Afterwards, cert.pem and key.pem will be stored in /var/shadowd/cert/ directory, which location can be changed through flag -c <cert_dir>.

Since client needs certificate, you should copy cert.pem on server with client to /etc/shadowc/cert.pem.

shadowd will generate certificate with default parameters (can be seen in program usage) on it's first run.

Start shadowd

As mentioned earlier, shadowd uses REST API, by default listening on :443, but you can set specified address and port through passing argument -L <listen>:

shadowd [options] -L <listen> [-s <time>]

For setting hash TTL duration you should pass -s <time> argument, by default hash TTL is 24h.

TTL is amount of time after which shadowd will serve different unique pair of hash entries to the same requesting client.

General options:

  • -c -certs <dir> - use specified directory for storing and reading certificates.
  • -t --tables <dir> - use specified directory for storing and reading hash tables. (default: /var/shadowd/ht/)
  • -k --keys <dir> - use specified dir for reading ssh-keys. (default: /var/shadowd/ssh/).

Success, you have configured server, but you need to configure client, for this you should see documentation here.

Adding SSH keys

shadowd can act as public ssh keys distribution service.
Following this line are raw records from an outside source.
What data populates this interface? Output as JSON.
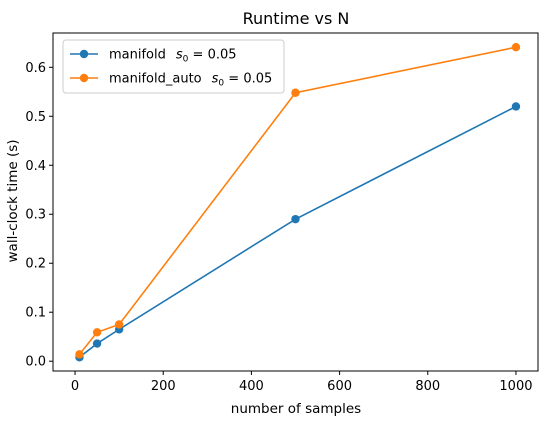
{
  "chart_data": {
    "type": "line",
    "title": "Runtime vs N",
    "xlabel": "number of samples",
    "ylabel": "wall-clock time (s)",
    "xlim": [
      -50,
      1050
    ],
    "ylim": [
      -0.02,
      0.67
    ],
    "x_ticks": [
      0,
      200,
      400,
      600,
      800,
      1000
    ],
    "y_ticks": [
      0.0,
      0.1,
      0.2,
      0.3,
      0.4,
      0.5,
      0.6
    ],
    "x_tick_labels": [
      "0",
      "200",
      "400",
      "600",
      "800",
      "1000"
    ],
    "y_tick_labels": [
      "0.0",
      "0.1",
      "0.2",
      "0.3",
      "0.4",
      "0.5",
      "0.6"
    ],
    "grid": false,
    "legend_position": "top-left",
    "series": [
      {
        "name": "manifold",
        "legend_param": "0.05",
        "color": "#1f77b4",
        "x": [
          10,
          50,
          100,
          500,
          1000
        ],
        "y": [
          0.008,
          0.036,
          0.065,
          0.29,
          0.52
        ]
      },
      {
        "name": "manifold_auto",
        "legend_param": "0.05",
        "color": "#ff7f0e",
        "x": [
          10,
          50,
          100,
          500,
          1000
        ],
        "y": [
          0.014,
          0.059,
          0.075,
          0.548,
          0.641
        ]
      }
    ]
  }
}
Keys can be added per token by using command:

shadowd -K <token>

After that command shadowd will wait for public SSH key to be entered on stdin. Then, specified key will be added to keys list, which is stored under the directory, set by -k flag (/var/shadowd/ssh/ by default).
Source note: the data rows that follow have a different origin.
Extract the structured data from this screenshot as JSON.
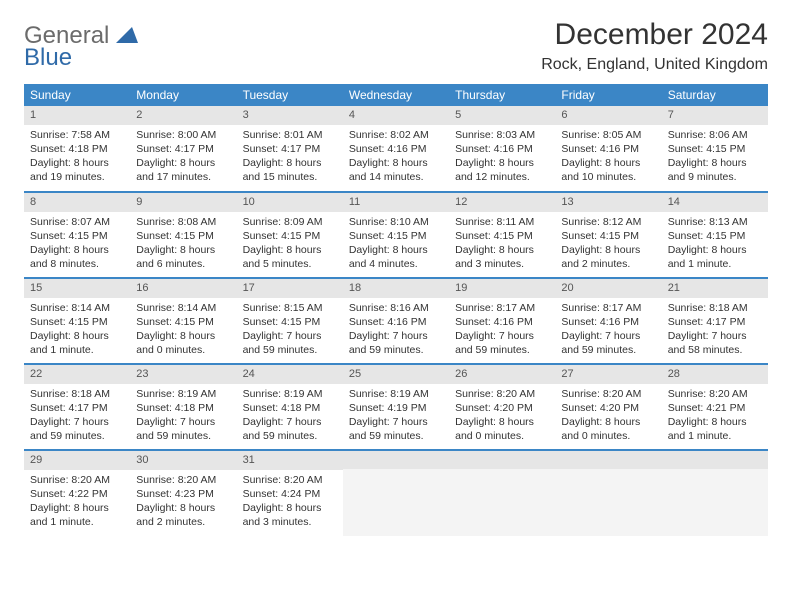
{
  "brand": {
    "text1": "General",
    "text2": "Blue"
  },
  "title": "December 2024",
  "location": "Rock, England, United Kingdom",
  "colors": {
    "header_bg": "#3b86c6",
    "header_fg": "#ffffff",
    "daynum_bg": "#e6e6e6",
    "rule": "#3b86c6",
    "logo_gray": "#6b6b6b",
    "logo_blue": "#2f6aa8"
  },
  "weekdays": [
    "Sunday",
    "Monday",
    "Tuesday",
    "Wednesday",
    "Thursday",
    "Friday",
    "Saturday"
  ],
  "weeks": [
    [
      {
        "n": "1",
        "sunrise": "Sunrise: 7:58 AM",
        "sunset": "Sunset: 4:18 PM",
        "day": "Daylight: 8 hours and 19 minutes."
      },
      {
        "n": "2",
        "sunrise": "Sunrise: 8:00 AM",
        "sunset": "Sunset: 4:17 PM",
        "day": "Daylight: 8 hours and 17 minutes."
      },
      {
        "n": "3",
        "sunrise": "Sunrise: 8:01 AM",
        "sunset": "Sunset: 4:17 PM",
        "day": "Daylight: 8 hours and 15 minutes."
      },
      {
        "n": "4",
        "sunrise": "Sunrise: 8:02 AM",
        "sunset": "Sunset: 4:16 PM",
        "day": "Daylight: 8 hours and 14 minutes."
      },
      {
        "n": "5",
        "sunrise": "Sunrise: 8:03 AM",
        "sunset": "Sunset: 4:16 PM",
        "day": "Daylight: 8 hours and 12 minutes."
      },
      {
        "n": "6",
        "sunrise": "Sunrise: 8:05 AM",
        "sunset": "Sunset: 4:16 PM",
        "day": "Daylight: 8 hours and 10 minutes."
      },
      {
        "n": "7",
        "sunrise": "Sunrise: 8:06 AM",
        "sunset": "Sunset: 4:15 PM",
        "day": "Daylight: 8 hours and 9 minutes."
      }
    ],
    [
      {
        "n": "8",
        "sunrise": "Sunrise: 8:07 AM",
        "sunset": "Sunset: 4:15 PM",
        "day": "Daylight: 8 hours and 8 minutes."
      },
      {
        "n": "9",
        "sunrise": "Sunrise: 8:08 AM",
        "sunset": "Sunset: 4:15 PM",
        "day": "Daylight: 8 hours and 6 minutes."
      },
      {
        "n": "10",
        "sunrise": "Sunrise: 8:09 AM",
        "sunset": "Sunset: 4:15 PM",
        "day": "Daylight: 8 hours and 5 minutes."
      },
      {
        "n": "11",
        "sunrise": "Sunrise: 8:10 AM",
        "sunset": "Sunset: 4:15 PM",
        "day": "Daylight: 8 hours and 4 minutes."
      },
      {
        "n": "12",
        "sunrise": "Sunrise: 8:11 AM",
        "sunset": "Sunset: 4:15 PM",
        "day": "Daylight: 8 hours and 3 minutes."
      },
      {
        "n": "13",
        "sunrise": "Sunrise: 8:12 AM",
        "sunset": "Sunset: 4:15 PM",
        "day": "Daylight: 8 hours and 2 minutes."
      },
      {
        "n": "14",
        "sunrise": "Sunrise: 8:13 AM",
        "sunset": "Sunset: 4:15 PM",
        "day": "Daylight: 8 hours and 1 minute."
      }
    ],
    [
      {
        "n": "15",
        "sunrise": "Sunrise: 8:14 AM",
        "sunset": "Sunset: 4:15 PM",
        "day": "Daylight: 8 hours and 1 minute."
      },
      {
        "n": "16",
        "sunrise": "Sunrise: 8:14 AM",
        "sunset": "Sunset: 4:15 PM",
        "day": "Daylight: 8 hours and 0 minutes."
      },
      {
        "n": "17",
        "sunrise": "Sunrise: 8:15 AM",
        "sunset": "Sunset: 4:15 PM",
        "day": "Daylight: 7 hours and 59 minutes."
      },
      {
        "n": "18",
        "sunrise": "Sunrise: 8:16 AM",
        "sunset": "Sunset: 4:16 PM",
        "day": "Daylight: 7 hours and 59 minutes."
      },
      {
        "n": "19",
        "sunrise": "Sunrise: 8:17 AM",
        "sunset": "Sunset: 4:16 PM",
        "day": "Daylight: 7 hours and 59 minutes."
      },
      {
        "n": "20",
        "sunrise": "Sunrise: 8:17 AM",
        "sunset": "Sunset: 4:16 PM",
        "day": "Daylight: 7 hours and 59 minutes."
      },
      {
        "n": "21",
        "sunrise": "Sunrise: 8:18 AM",
        "sunset": "Sunset: 4:17 PM",
        "day": "Daylight: 7 hours and 58 minutes."
      }
    ],
    [
      {
        "n": "22",
        "sunrise": "Sunrise: 8:18 AM",
        "sunset": "Sunset: 4:17 PM",
        "day": "Daylight: 7 hours and 59 minutes."
      },
      {
        "n": "23",
        "sunrise": "Sunrise: 8:19 AM",
        "sunset": "Sunset: 4:18 PM",
        "day": "Daylight: 7 hours and 59 minutes."
      },
      {
        "n": "24",
        "sunrise": "Sunrise: 8:19 AM",
        "sunset": "Sunset: 4:18 PM",
        "day": "Daylight: 7 hours and 59 minutes."
      },
      {
        "n": "25",
        "sunrise": "Sunrise: 8:19 AM",
        "sunset": "Sunset: 4:19 PM",
        "day": "Daylight: 7 hours and 59 minutes."
      },
      {
        "n": "26",
        "sunrise": "Sunrise: 8:20 AM",
        "sunset": "Sunset: 4:20 PM",
        "day": "Daylight: 8 hours and 0 minutes."
      },
      {
        "n": "27",
        "sunrise": "Sunrise: 8:20 AM",
        "sunset": "Sunset: 4:20 PM",
        "day": "Daylight: 8 hours and 0 minutes."
      },
      {
        "n": "28",
        "sunrise": "Sunrise: 8:20 AM",
        "sunset": "Sunset: 4:21 PM",
        "day": "Daylight: 8 hours and 1 minute."
      }
    ],
    [
      {
        "n": "29",
        "sunrise": "Sunrise: 8:20 AM",
        "sunset": "Sunset: 4:22 PM",
        "day": "Daylight: 8 hours and 1 minute."
      },
      {
        "n": "30",
        "sunrise": "Sunrise: 8:20 AM",
        "sunset": "Sunset: 4:23 PM",
        "day": "Daylight: 8 hours and 2 minutes."
      },
      {
        "n": "31",
        "sunrise": "Sunrise: 8:20 AM",
        "sunset": "Sunset: 4:24 PM",
        "day": "Daylight: 8 hours and 3 minutes."
      },
      null,
      null,
      null,
      null
    ]
  ]
}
Optionally, key file can be truncated by using flag -r --truncate to the standard -K invocation.

shadowd will serve that keys by HTTP, as mentioned in following section.

REST API

shadowd offers following REST API:

  • /t/<token>, where token can be any string, possibly containing slashes. Most common interpretation for <token> is <pool>/<username>, e.g. dev/v.pupkin.

    GET on this URL will return unique hash for specified <token> from pre-generated via shadowd -G hash-table. The first requested hash guaranteed to be unique among different hosts, The second and later GET requests will return same hash again and again until <hash_ttl> expires. <hash_ttl> is configured on server by -a flag. Working in that way shadowd offers secure way of transmitting one hash only once, and legitimate client (e.g. shadowc) can always be sure that hash, obtained from shadowd, has not been transferred to someone else on that host.

  • /ssh/<token>, where <token> is same as above.

    GET on this URL will return SSH keys, that has been added by shadowd -K command in authorized_keys format (e.g. key per line).

    No special security restrictions apply on that requests.

  • /v/<token>/<hash>, where <token> is same as above, <hash> is hash of a password, if <token> contains / (<pool>/<username>) then the last part of URI will be used as <hash>. i.e. dev/v.pupkin/$5$NqjWijImgEOapAJw$NL5K7g8SwMferONwiskz6bcluwlO7zbu3V/ZyLzavZD

    GET on this URL will return HTTP status 200 OK if specified hash exists in hash table for specified token, in other case, 404 Not Found will be returned.

    No special security restrictions apply on that requests.